Roma, 19 gen. (LaPresse) - "Non so se" quello di Tsipras "è un modello esportabile. Però so che è estremamente interessante come certi meccanismi di elaborazione del cambiamento possano mettersi in moto proprio come si sono messi in moto in Grecia: in questo senso, naturalmente, un personaggio del carisma di Cofferati, con le sue grandi qualità etiche e morali, può certamente contribuire ad accelerare un percorso simile anche qui. Dove pure è necessario andare oltre l'idea di sinistra classica". Così Maurizio Landini, segretario generale della Fiom, in un'intervista al 'Corriere della Sera'.

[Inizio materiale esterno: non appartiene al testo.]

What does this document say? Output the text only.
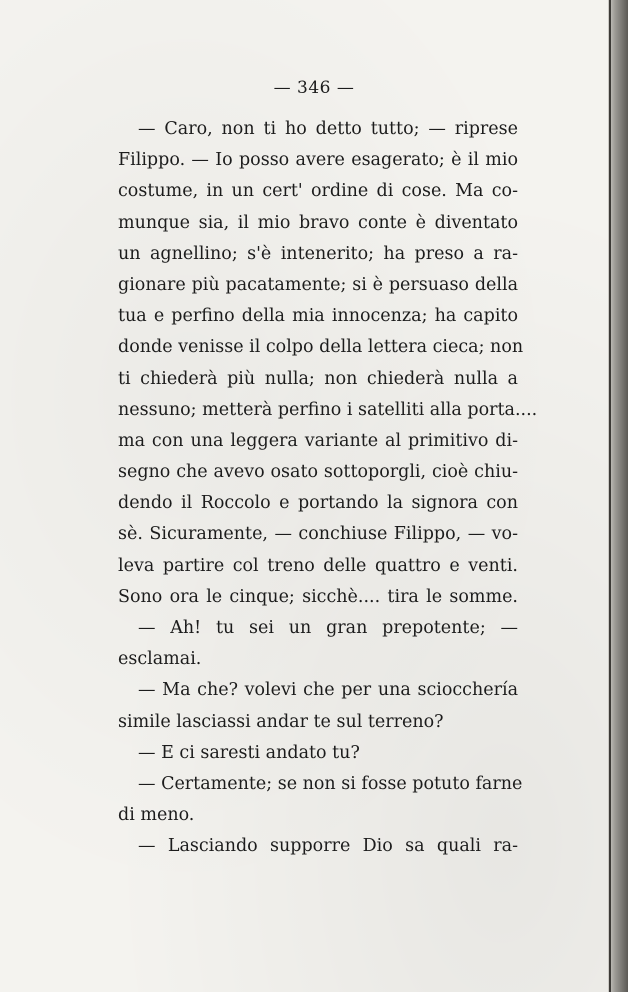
— 346 —
— Caro, non ti ho detto tutto; — riprese
Filippo. — Io posso avere esagerato; è il mio
costume, in un cert' ordine di cose. Ma co-
munque sia, il mio bravo conte è diventato
un agnellino; s'è intenerito; ha preso a ra-
gionare più pacatamente; si è persuaso della
tua e perfino della mia innocenza; ha capito
donde venisse il colpo della lettera cieca; non
ti chiederà più nulla; non chiederà nulla a
nessuno; metterà perfino i satelliti alla porta....
ma con una leggera variante al primitivo di-
segno che avevo osato sottoporgli, cioè chiu-
dendo il Roccolo e portando la signora con
sè. Sicuramente, — conchiuse Filippo, — vo-
leva partire col treno delle quattro e venti.
Sono ora le cinque; sicchè.... tira le somme.
— Ah! tu sei un gran prepotente; —
esclamai.
— Ma che? volevi che per una sciocchería
simile lasciassi andar te sul terreno?
— E ci saresti andato tu?
— Certamente; se non si fosse potuto farne
di meno.
— Lasciando supporre Dio sa quali ra-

"Lei - prosegue Landini - continua a chiedermi se lo strappo di Cofferati può essere la scintilla per far nascere un nuovo partito a sinistra del Pd: ma io non penso a un nuovo partito, io penso invece a nuove forme di aggregazione, penso a tante persone che possono finalmente tornare a partecipare, organizzandosi nella forme che più ritengono opportune".

"Qui il punto non è se adesso nascerà o meno una forza a sinistra del Partito democratico. Qui la scena è più grave. Qui dev'essere chiaro a tutti che il processo in atto, come testimonia in modo emblematico anche la vicenda Cofferati, è più profondo. La sinistra non c'è più in Italia. Il dato, purtroppo, è ufficiale e definitivo. Siamo innanzi a un passaggio di drammatica rottura nella storia politica e sindacale del Paese", conclude Landini.